Mass and temperature limits for blackbody radiation

TL;DR

This paper investigates the mass and temperature limits of blackbody radiation spheres under gravitational effects, revealing specific bounds for mass and density when the radius is fixed, and explores entropy profiles related to these parameters.

Contribution

It provides the first analysis of mass and temperature limits for blackbody radiation spheres considering gravitational self-interaction effects.

Findings

No absolute mass or temperature limit exists without fixed radius.

Limits on mass and density depend on the sphere's radius, with specific bounds derived.
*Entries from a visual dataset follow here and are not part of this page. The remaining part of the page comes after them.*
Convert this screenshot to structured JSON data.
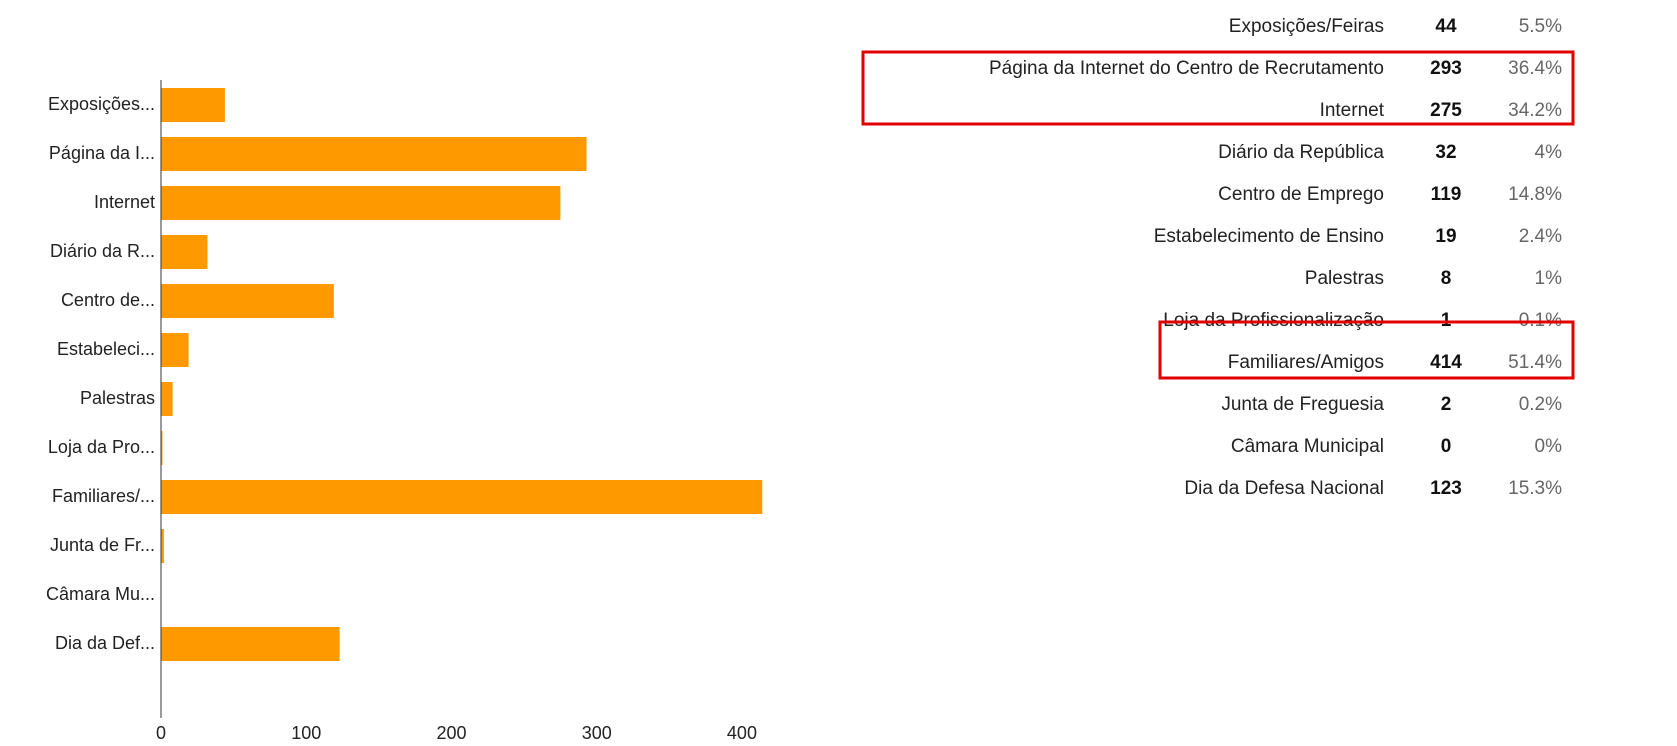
{
  "chart_data": {
    "type": "bar",
    "categories": [
      "Exposições...",
      "Página da I...",
      "Internet",
      "Diário da R...",
      "Centro de...",
      "Estabeleci...",
      "Palestras",
      "Loja da Pro...",
      "Familiares/...",
      "Junta de Fr...",
      "Câmara Mu...",
      "Dia da Def..."
    ],
    "values": [
      44,
      293,
      275,
      32,
      119,
      19,
      8,
      1,
      414,
      2,
      0,
      123
    ],
    "color": "#ff9900",
    "xlim": [
      0,
      420
    ],
    "xticks": [
      0,
      100,
      200,
      300,
      400
    ]
  },
  "table": {
    "labels": [
      "Exposições/Feiras",
      "Página da Internet do Centro de Recrutamento",
      "Internet",
      "Diário da República",
      "Centro de Emprego",
      "Estabelecimento de Ensino",
      "Palestras",
      "Loja da Profissionalização",
      "Familiares/Amigos",
      "Junta de Freguesia",
      "Câmara Municipal",
      "Dia da Defesa Nacional"
    ],
    "percents": [
      "5.5%",
      "36.4%",
      "34.2%",
      "4%",
      "14.8%",
      "2.4%",
      "1%",
      "0.1%",
      "51.4%",
      "0.2%",
      "0%",
      "15.3%"
    ]
  }
}
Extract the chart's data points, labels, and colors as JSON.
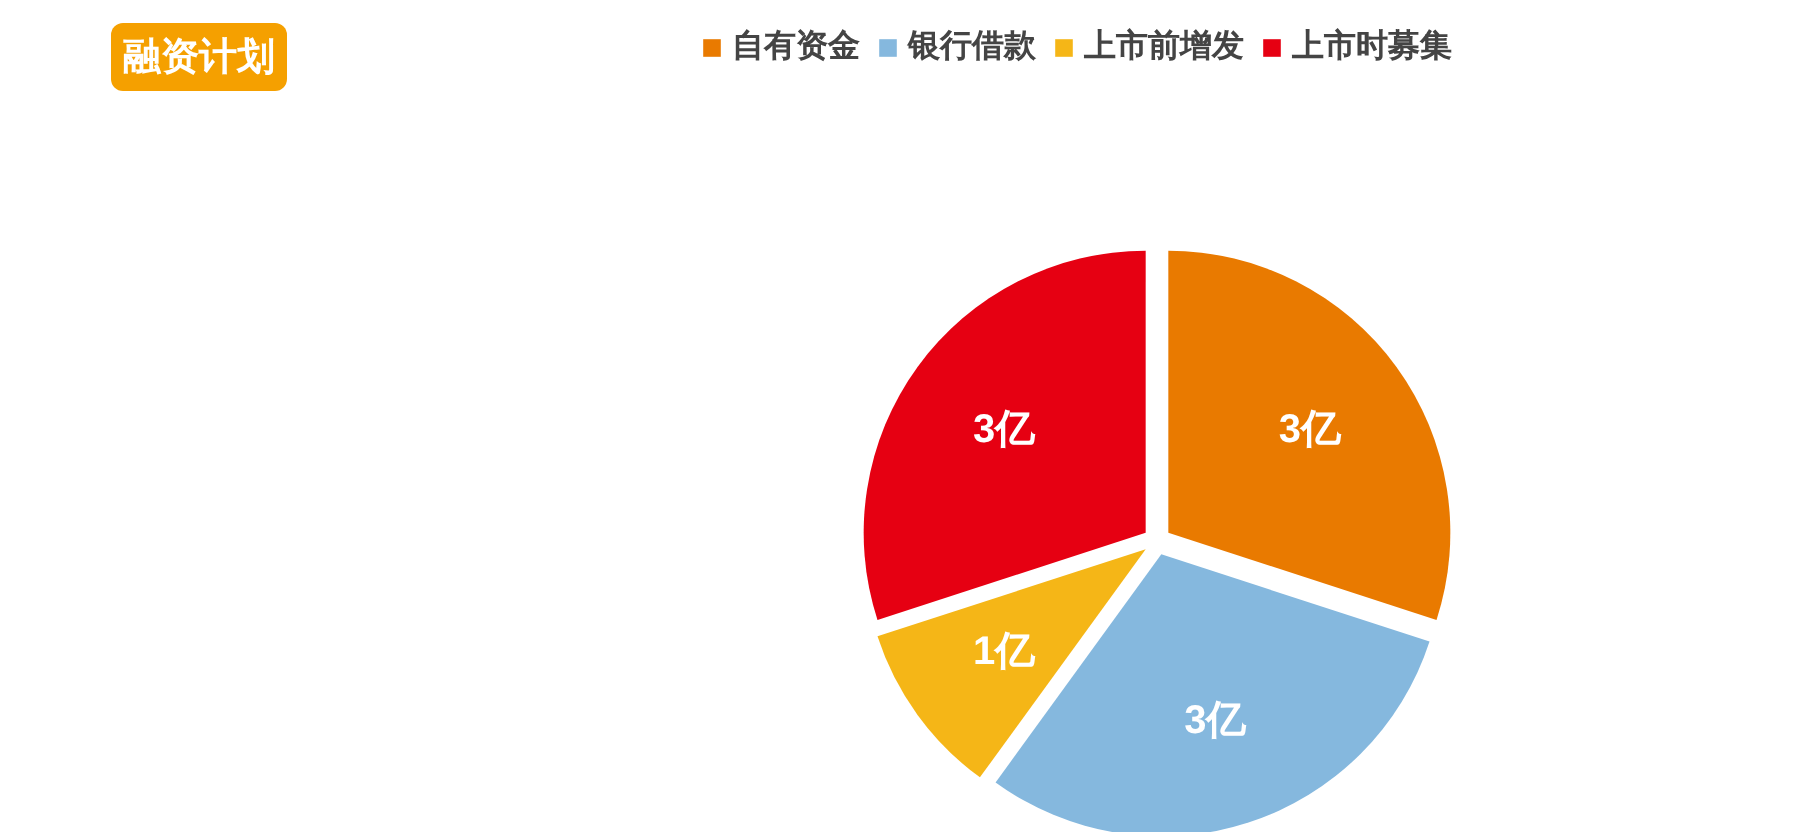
{
  "chart_data": {
    "type": "pie",
    "title": "融资计划",
    "categories": [
      "自有资金",
      "银行借款",
      "上市前增发",
      "上市时募集"
    ],
    "values": [
      3,
      3,
      1,
      3
    ],
    "colors": [
      "#e97a00",
      "#85b8de",
      "#f5b617",
      "#e60012"
    ],
    "value_labels": [
      "3亿",
      "3亿",
      "1亿",
      "3亿"
    ],
    "legend": "top"
  }
}
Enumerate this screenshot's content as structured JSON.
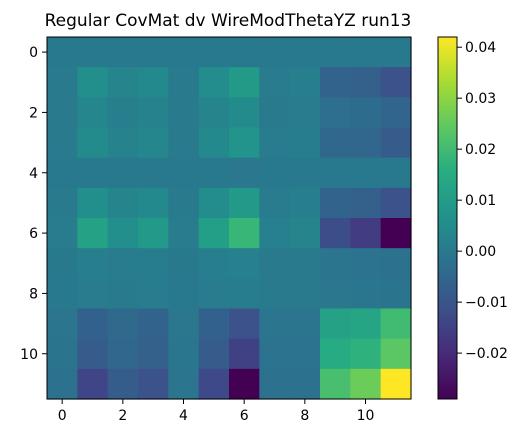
{
  "chart_data": {
    "type": "heatmap",
    "title": "Regular CovMat dv WireModThetaYZ run13",
    "xlabel": "",
    "ylabel": "",
    "colormap": "viridis",
    "x_ticks": [
      "0",
      "2",
      "4",
      "6",
      "8",
      "10"
    ],
    "y_ticks": [
      "0",
      "2",
      "4",
      "6",
      "8",
      "10"
    ],
    "x_range": [
      -0.5,
      11.5
    ],
    "y_range": [
      11.5,
      -0.5
    ],
    "color_range": [
      -0.029,
      0.042
    ],
    "colorbar_ticks": [
      "0.04",
      "0.03",
      "0.02",
      "0.01",
      "0.00",
      "−0.01",
      "−0.02"
    ],
    "colorbar_tick_values": [
      0.04,
      0.03,
      0.02,
      0.01,
      0.0,
      -0.01,
      -0.02
    ],
    "grid": false,
    "matrix": [
      [
        0.0,
        0.0,
        0.0,
        0.0,
        0.0,
        0.0,
        0.0,
        0.0,
        0.0,
        0.0,
        0.0,
        0.0
      ],
      [
        0.0005,
        0.006,
        0.003,
        0.0045,
        0.0005,
        0.0055,
        0.0095,
        0.001,
        0.0015,
        -0.006,
        -0.007,
        -0.011
      ],
      [
        0.0003,
        0.0035,
        0.0015,
        0.0025,
        0.0003,
        0.003,
        0.005,
        0.0005,
        0.0008,
        -0.003,
        -0.0035,
        -0.0055
      ],
      [
        0.0004,
        0.005,
        0.0025,
        0.0035,
        0.0004,
        0.0045,
        0.0075,
        0.0008,
        0.0012,
        -0.0045,
        -0.005,
        -0.008
      ],
      [
        0.0,
        0.0,
        0.0,
        0.0,
        0.0,
        0.0,
        -0.0005,
        0.0,
        0.0,
        0.0,
        0.0,
        0.0
      ],
      [
        0.0005,
        0.006,
        0.003,
        0.0045,
        0.0005,
        0.0055,
        0.009,
        0.001,
        0.0015,
        -0.006,
        -0.007,
        -0.011
      ],
      [
        0.0008,
        0.012,
        0.006,
        0.009,
        0.0008,
        0.011,
        0.0185,
        0.002,
        0.003,
        -0.012,
        -0.016,
        -0.029
      ],
      [
        0.0002,
        0.0015,
        0.0008,
        0.0012,
        0.0002,
        0.0015,
        0.002,
        0.0005,
        0.0005,
        -0.001,
        -0.0015,
        -0.002
      ],
      [
        0.0001,
        0.001,
        0.0005,
        0.0008,
        0.0001,
        0.0008,
        0.0012,
        0.0003,
        0.0003,
        -0.0005,
        -0.0008,
        -0.0012
      ],
      [
        -0.001,
        -0.0065,
        -0.004,
        -0.006,
        -0.0005,
        -0.0065,
        -0.011,
        -0.001,
        -0.001,
        0.012,
        0.013,
        0.02
      ],
      [
        -0.0012,
        -0.008,
        -0.005,
        -0.007,
        -0.0008,
        -0.008,
        -0.015,
        -0.0015,
        -0.0015,
        0.015,
        0.017,
        0.024
      ],
      [
        -0.002,
        -0.014,
        -0.008,
        -0.011,
        -0.001,
        -0.013,
        -0.029,
        -0.002,
        -0.002,
        0.021,
        0.026,
        0.042
      ]
    ]
  }
}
Entropy profiles vary with mass and temperature, influencing thermodynamic properties.

Abstract

A spherically symmetric distribution of classical blackbody radiation is considered, at conditions in which gravitational self-interaction effects become not negligible. Static solutions to Einstein field equations are searched for, for each choice of the assumed central energy density. Spherical cavities at thermodynamic equilibrium, i.e. filled with blackbody radiation, are then studied, in particular for what concerns the relation among the mass M of the ball of radiation contained in them and their temperature at center and at the boundary. For these cavities it is shown, in particular, that: i) there is no absolute limit to M as well to their central and boundary temperatures; ii) when radius R is fixed, however, limits exist both for mass and for boundary energy density rho_B: M <= K M_S(R) and rho_B <= Q/R^2, with K = 0.493 and Q = 0.02718, dimensionless, and M_S(R) the Schwarzschild mass for that radius. Some implications of the existence and the magnitude of these limits are considered. Finally the radial profiles for entropy for these systems are studied, in their dependence on the mass (or central temperature) of the ball of radiation.